Key to these political shifts was a little known commercial dispute between the Austro-Hungarian monarchy and the Kingdom of Serbia. It was centered around the export of Serbian pigs to the Austro-Hungarian monarchy, and was a peaceful, if forceful, attempt by the Austro-Hungarians to bring a recalcitrant client state to heel. Instead of bringing the Kingdom of Serbia back into the Austro-Hungarian political fold, it had the opposite effect, driving the Serbs into the hands of the Russian Empire and setting the stage for the violent conflict that was to forever change Europe six years later.

The Principality Of Serbia

The Principality Of Serbia
The Principality Of Serbia

Great Power Games In The Balkans

As the pivotal land border between Asia and Europe, the Balkans have long occupied the minds of imperial powers competing for influence on the world stage.

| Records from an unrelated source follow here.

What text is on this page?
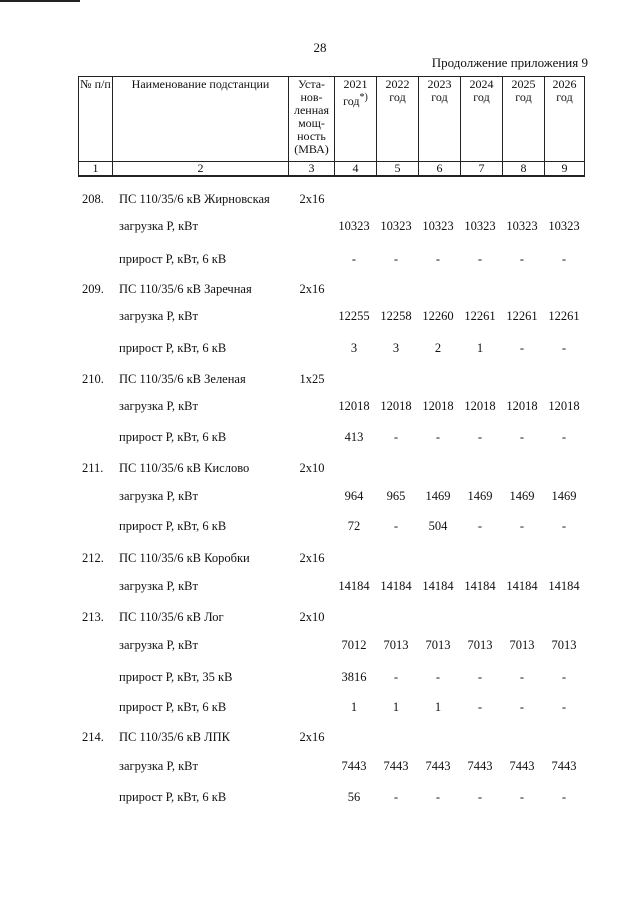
28
Продолжение приложения 9
№ п/п	Наименование подстанции	Уста-нов-ленная мощ-ность (МВА)	2021 год*)	2022 год	2023 год	2024 год	2025 год	2026 год
1	2	3	4	5	6	7	8	9

208.	ПС 110/35/6 кВ Жирновская	2х16
загрузка Р, кВт	10323 10323 10323 10323 10323 10323
прирост Р, кВт, 6 кВ	-	-	-	-	-	-
209.	ПС 110/35/6 кВ Заречная	2х16
загрузка Р, кВт	12255 12258 12260 12261 12261 12261
прирост Р, кВт, 6 кВ	3	3	2	1	-	-
210.	ПС 110/35/6 кВ Зеленая	1х25
загрузка Р, кВт	12018 12018 12018 12018 12018 12018
прирост Р, кВт, 6 кВ	413	-	-	-	-	-
211.	ПС 110/35/6 кВ Кислово	2х10
загрузка Р, кВт	964	965	1469	1469	1469	1469
прирост Р, кВт, 6 кВ	72	-	504	-	-	-
212.	ПС 110/35/6 кВ Коробки	2х16
загрузка Р, кВт	14184 14184 14184 14184 14184 14184
213.	ПС 110/35/6 кВ Лог	2х10
загрузка Р, кВт	7012	7013	7013	7013	7013	7013
прирост Р, кВт, 35 кВ	3816	-	-	-	-	-
прирост Р, кВт, 6 кВ	1	1	1	-	-	-
214.	ПС 110/35/6 кВ ЛПК	2х16
загрузка Р, кВт	7443	7443	7443	7443	7443	7443
прирост Р, кВт, 6 кВ	56	-	-	-	-	-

For centuries the region was the site of bloody battles between the Ottoman Empire and its European enemies, a cycle of violence that ebbed and flowed as the Ottoman Empire first pressed the gates of Europe in Vienna and then slowly declined until the early 19th century, when the Balkan peoples rose up and challenged the Sultans authority.

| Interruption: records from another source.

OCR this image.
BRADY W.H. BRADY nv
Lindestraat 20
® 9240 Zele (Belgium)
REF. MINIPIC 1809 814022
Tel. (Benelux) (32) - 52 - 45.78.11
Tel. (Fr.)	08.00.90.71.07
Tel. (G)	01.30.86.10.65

The first successful uprising in the Ottoman controlled Balkans was done by the Serbs, who carved out their own small principality from 1804 to 1815. While they were nominally under the Ottoman Sultans control, they took advantage of the weakness of the Ottoman Empire to push for concessions regarding their independence. In this they found the backing of other great powers, like the Russian and Austrian Empires. By 1867 the Ottomans had agreed to pull the last of their troops from the Principality, and with Russian support the Serbs and their Montenegrin allies launched an attack on the waning Ottoman Empire in 1876.

This challenge to the powers of the Ottomans proved an overreach, and it was not long before the modernized Ottoman army pushed the Serbs back, forcing the hand of the Russian Empire, which decided to join the war and aid their client state in 1877. By 1878 the war was decisively ended in favor of the Russians, who achieved major concessions from the Ottoman Empire. Among those were an enlargement and recognition of the full independence of the Kingdom of Serbia, as well as the nominal independence of a Bulgarian state that was under the protection of the Russian Empire. In compensation, and even though it did not participate in the conflict, the Austro-Hungarian Empire won the right to occupy the Ottoman province of Bosnia and Herzegovina, which would nominally still be a province of the Sultan, but was in reality an Austro-Hungarian colony.

The Kingdom of Serbia now turned to its northern neighbor, Austria-Hungary, which recognized the Serbian ruler Prince Milan as King Milan I in 1882. In exchange the Kingdom of Serbia began to hew closely to the Austro-Hungarian diplomatic line, and in effect became a quasi-satellite of its new protector. This protection came in handy in 1885 when the Kingdom of Serbia launched a disastrous attack against newly unified Bulgaria, and was only saved from utter defeat by the muscular intervention of the Austro-Hungarians. This event further solidified the Great Power divide in the Balkans, with the Russian Empire backing Bulgaria as its client state and Austro-Hungary backing Serbia. The two minor nations in turn had clashing aspirations to rule the remnants of the Ottoman Empire in the Balkans, chiefly its Macedonian provinces.

This geo-political status quo held until 1903, when a group of Serbian army officers overthrew the son of King Milan I and installed a King from the rival Karadjordjevic dynasty. This complicated matters as the new ruling class of the Kingdom of Serbia attempted to wriggle out from under the thumb of the Austro-Hungarians.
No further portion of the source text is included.